Tuesday, January 31, 2012

Snowdrops by Andrew Miller


Leggy amoral women with high cheekbones, short-sighted lawyers, greedy banks, old world communists, babushkas out of touch with emerging Russia, corrupt policemen, mafia dons, thugs and tricksters, hard-bitten journalists in an alien, vicious, cold, cold landscape. At the centre, a seemingly thoughtful first person narrator, an expatriate who has come to Moscow in the wake of a mid-life crisis that is more generational than individual. A crime story. A Booker nomination. A slim book. You would think paisa vasool, BFB, VFM, right?

Wrong. Consider this:

• A purported thriller that plods inexorably to a predictable and miserable end.

• A protagonist who is lacklustre, morally weak and more importantly unlikeable. You really don’t care what he thinks, and leaving aside the dreary story of fraud, dear reader, this is what the book is about.

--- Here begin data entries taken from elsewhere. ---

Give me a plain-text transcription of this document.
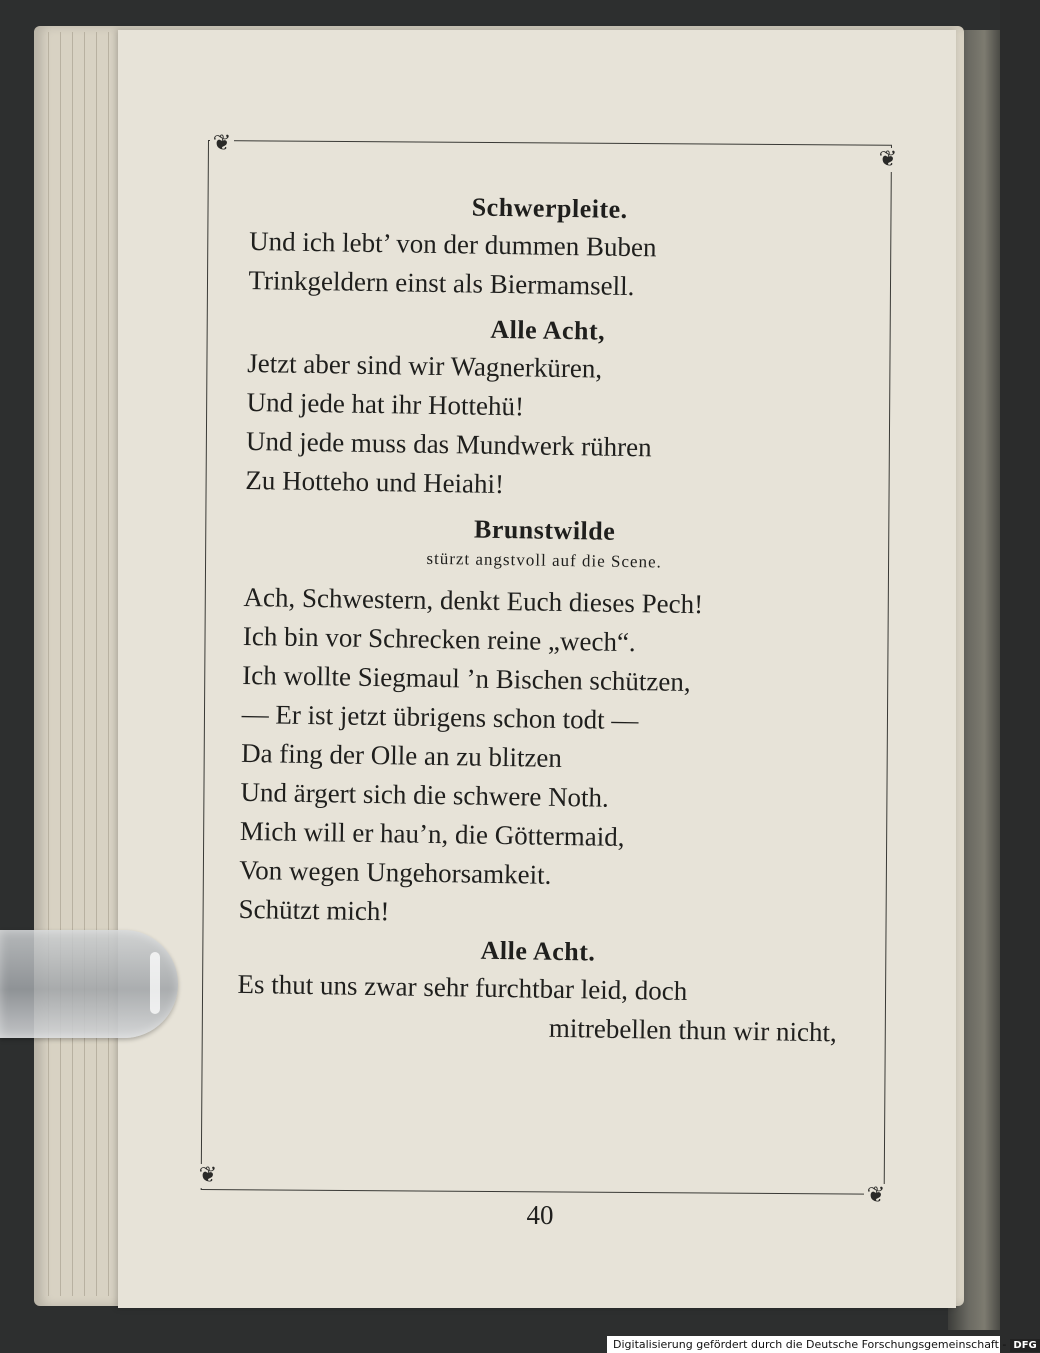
❦
❦
❦
❦
Schwerpleite.
Und ich lebt’ von der dummen Buben
Trinkgeldern einst als Biermamsell.
Alle Acht,
Jetzt aber sind wir Wagnerküren,
Und jede hat ihr Hottehü!
Und jede muss das Mundwerk rühren
Zu Hotteho und Heiahi!
Brunstwilde
stürzt angstvoll auf die Scene.
Ach, Schwestern, denkt Euch dieses Pech!
Ich bin vor Schrecken reine „wech“.
Ich wollte Siegmaul ’n Bischen schützen,
— Er ist jetzt übrigens schon todt —
Da fing der Olle an zu blitzen
Und ärgert sich die schwere Noth.
Mich will er hau’n, die Göttermaid,
Von wegen Ungehorsamkeit.
Schützt mich!
Alle Acht.
Es thut uns zwar sehr furchtbar leid, doch
mitrebellen thun wir nicht,
40
Digitalisierung gefördert durch die Deutsche Forschungsgemeinschaft - DFG
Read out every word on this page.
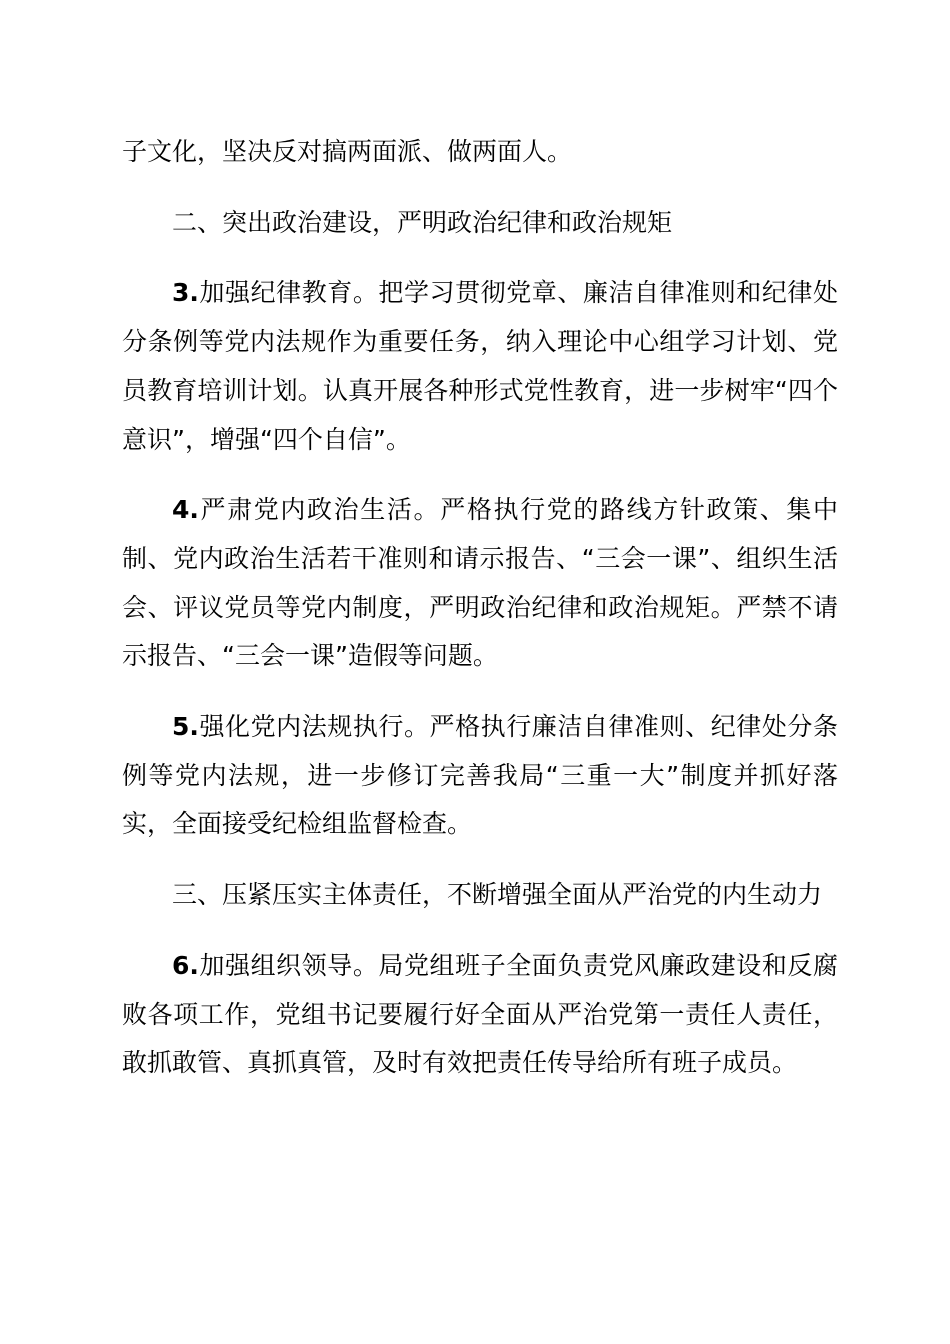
子文化，坚决反对搞两面派、做两面人。

二、突出政治建设，严明政治纪律和政治规矩

3.加强纪律教育。把学习贯彻党章、廉洁自律准则和纪律处分条例等党内法规作为重要任务，纳入理论中心组学习计划、党员教育培训计划。认真开展各种形式党性教育，进一步树牢“四个意识”，增强“四个自信”。

4.严肃党内政治生活。严格执行党的路线方针政策、集中制、党内政治生活若干准则和请示报告、“三会一课”、组织生活会、评议党员等党内制度，严明政治纪律和政治规矩。严禁不请示报告、“三会一课”造假等问题。

5.强化党内法规执行。严格执行廉洁自律准则、纪律处分条例等党内法规，进一步修订完善我局“三重一大”制度并抓好落实，全面接受纪检组监督检查。

三、压紧压实主体责任，不断增强全面从严治党的内生动力

6.加强组织领导。局党组班子全面负责党风廉政建设和反腐败各项工作，党组书记要履行好全面从严治党第一责任人责任，敢抓敢管、真抓真管，及时有效把责任传导给所有班子成员。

• The story is told in the form of a letter by the protagonist to his fiancée –showing him up as even more cold-hearted and apathetic, adding to the readers’ disconnect.

• A story set in modern day Russia that covers and describes every stereotype of modern day Russia. It almost seems like a drunken anecdote stretched out into a book.

What I liked about the book:

• It is well-written. In particular the description of the Russian winter is masterly (Miller starts in mid-September which is the last warm before the cold and goes on up to the last snowy week of May. Which apparently covers the Russian winter!)

• It was one of the few books that I could pick up and put down at will. This was convenient. It is an easy and engaging read without being gripping or draining.

The discussion started with Anu’s apology for having suggested the book. Varun and Pulak pointed out that the descriptions of lawyers and bankers was very much an outsider’s perspective and rather naïve. We inferred that the insight into a Russian mafia or a fraud ring is also false and hazarded guesses on how the book came about.